Fraîchement retraité, l’inspecteur Dalil s’adonne à la pêche, son passe-temps favori lorsqu’il est interrompu dans son lancer de canne par un émissaire envoyé par le BCIJ marocain (Bureau Central d’Investigation Judiciaire). Il a beau invoquer ne plus être en service, son supérieur, connaissant sans doute l’orgueil du personnage, n’a pas de mal à lui faire accepter sa mission : assister les enquêteurs français pour retrouver Bader Farisse, l’étudiant kidnappé, vivant, si possible. Argument suprême autant qu’imparable : puisqu’il existe une retraite anticipée, il doit bien exister une retraite retardée.
L’inspecteur Dalil, 1,85 mètre, soixante et un ans dont quarante passés dans la police marocaine est un policier brillant au pouvoir d’observation et de déduction cultivé et élevé au rang d’art. Un homme raffiné. Il ne porte jamais d’arme, pas de téléphone portable, seule une vieille sacoche en cuir tannée et usée ne le quitte jamais quand il voyage. Lorsque l’avion se pose à l’aéroport Charles De Gaulle, l’inspecteur Dalil est « accueilli » par le commissaire Guillaume Maugin, de la brigade criminelle, enquêteur en chef dans l’affaire Bader Farisse. Dalil le décrit comme un homme blond dont la quarantaine est sur le point de s’épuiser, une taille à peine suffisante pour intégrer l’armée mais le regard pétillant de malice. Il a la tête de l’emploi mais pas le corps.
Très vite, et pour le plus grand plaisir du lecteur, la collaboration entre les deux policiers vire rapidement à l’affrontement mesquin, aux joutes verbales, aux petites piques et brimades donnant des dialogues bigrement savoureux. Quand un Marocain, même et peut-être surtout policier, vient chasser sur les terres d’une légende locale car Maugin est une légende vivante de la Crim, les étincelles sont inévitables, même si les deux ont la classe de se mesurer la plupart du temps en privé. Prompt à se décourager, l’enquête ne progressant pas, le commissaire Maugin trouve en l’inspecteur Dalil une bouée de sauvetage, une fusée éclairante. En témoigne ce dialogue :
«…- Ça y est, cette affaire nous échappe, se plaignit-il.

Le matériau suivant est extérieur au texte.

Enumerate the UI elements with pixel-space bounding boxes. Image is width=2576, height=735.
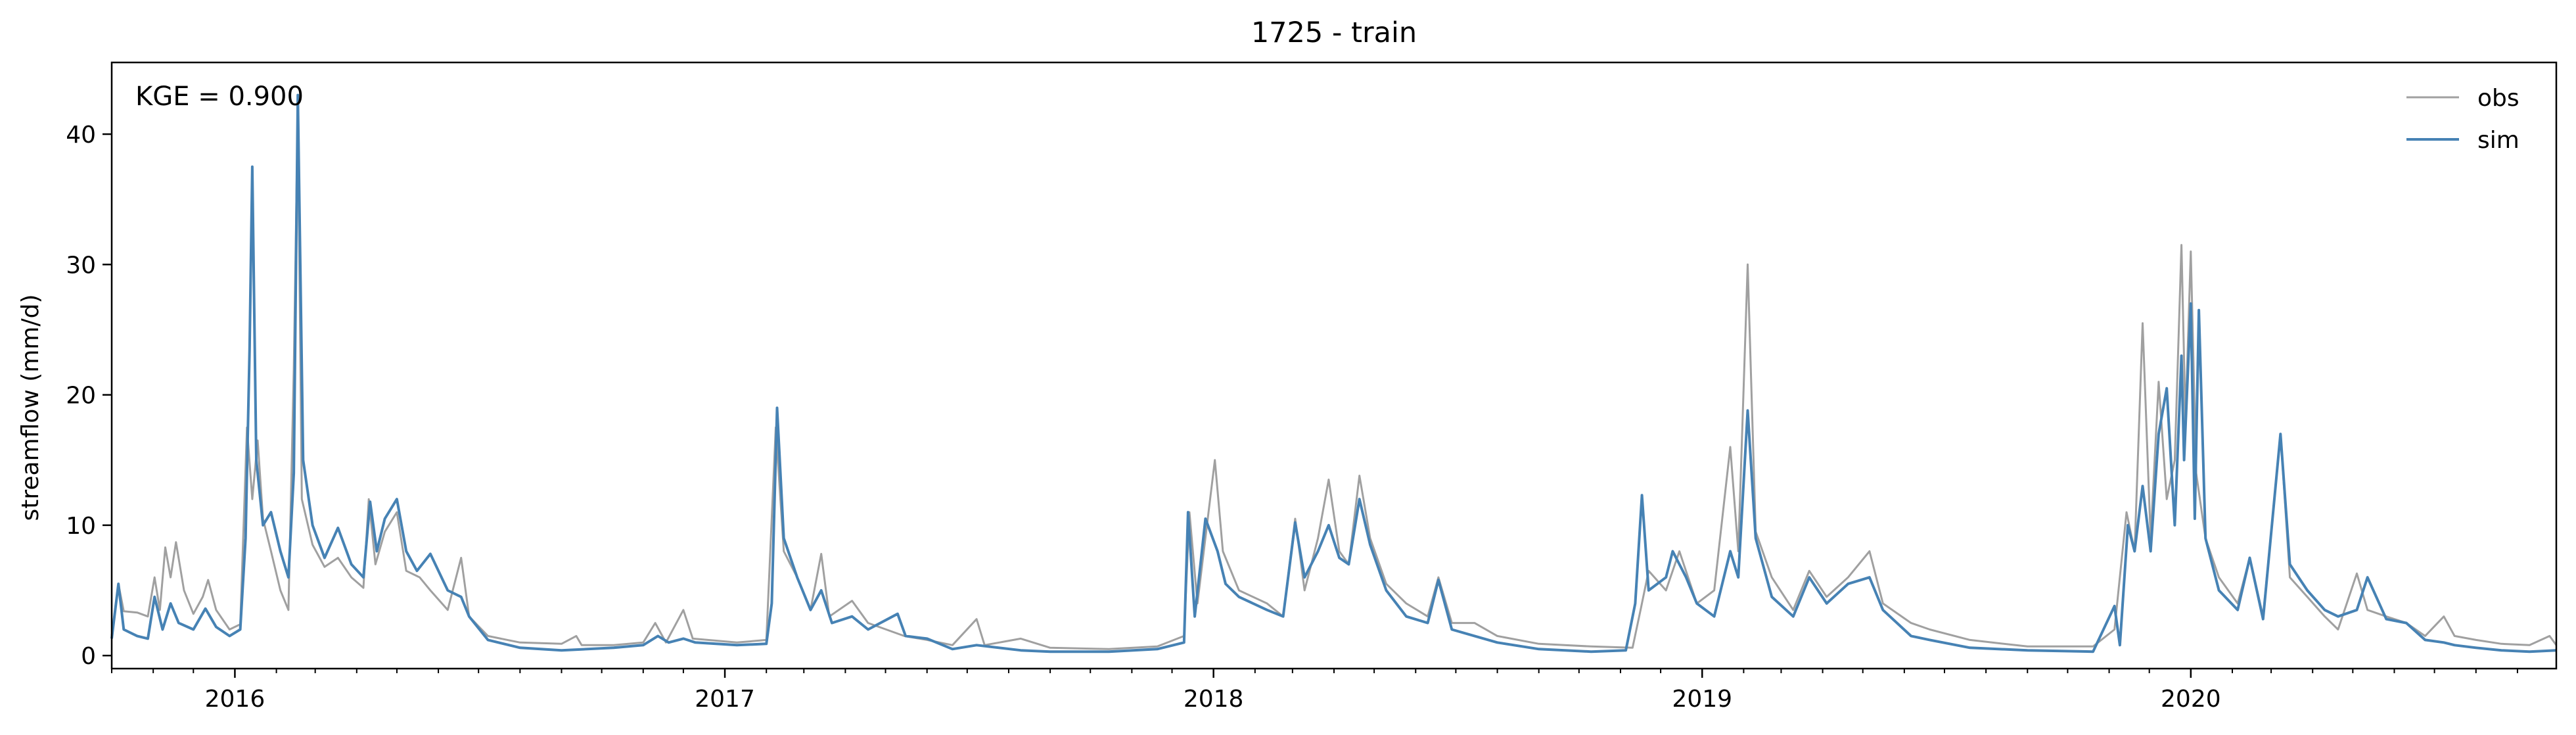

- Si j’étais vous, commissaire, je ne vendrais pas encore mon âne, dit Dalil.
Maugin leva un regard surpris et brailla bêtement :
- Hein ?
- Navré, c’est l’habitude. « Vendre son âne » est une expression de chez moi qui veut dire renoncer, « jeter sa langue aux chiens » comme vous dites chez vous.
- On dit chez nous : « donner sa langue au chat » et non « jeter sa langue aux chiens ».
- Navré encore une fois, commissaire, mais je dois vous reprendre au nom de la vérité. « Jeter sa langue aux chiens » est bien l’expression qu’utilisaient vos ancêtres au XIXe siècle pour signifier qu’ils cessaient de chercher la réponse, expliqua Dalil sans prétention aucune… »
Chacun usant de ses méthodes aux antipodes les unes des autres, l’inspecteur marocain et le commissaire français découvrent peu à peu que la menace qui plane sur l’Hexagone est sans précédent. Unir leurs forces n’est pas un luxe d’autant que le temps presse.
L’inspecteur Dalil n’est pas arrivé seul en provenance de Tanger. Sa Petite voix l’accompagne. Elle n’est rien d’autre que l’expression muette et intérieure des réflexions et des états d’âme de l’inspecteur à la seule destination du lecteur. Il lui arrive parfois de s’échapper de la bouche de l’inspecteur, se rendant ainsi audible de tous et le mettant dans l’embarras, le résultat étant qu’il parle seul et tout haut.
Dalil et Maugin, l’eau et le feu. Ils vont pourtant se découvrir une passion commune. A l’origine de celle-ci, une voiture, pas n’importe quelle voiture, une Ford Mustang noire modèle 1965. Maugin possède un exemplaire parfaitement conservé de cette merveille devant laquelle Dalil est carrément prêt à se prosterner :
« …- C’est un beau bébé que vous avez là, commissaire.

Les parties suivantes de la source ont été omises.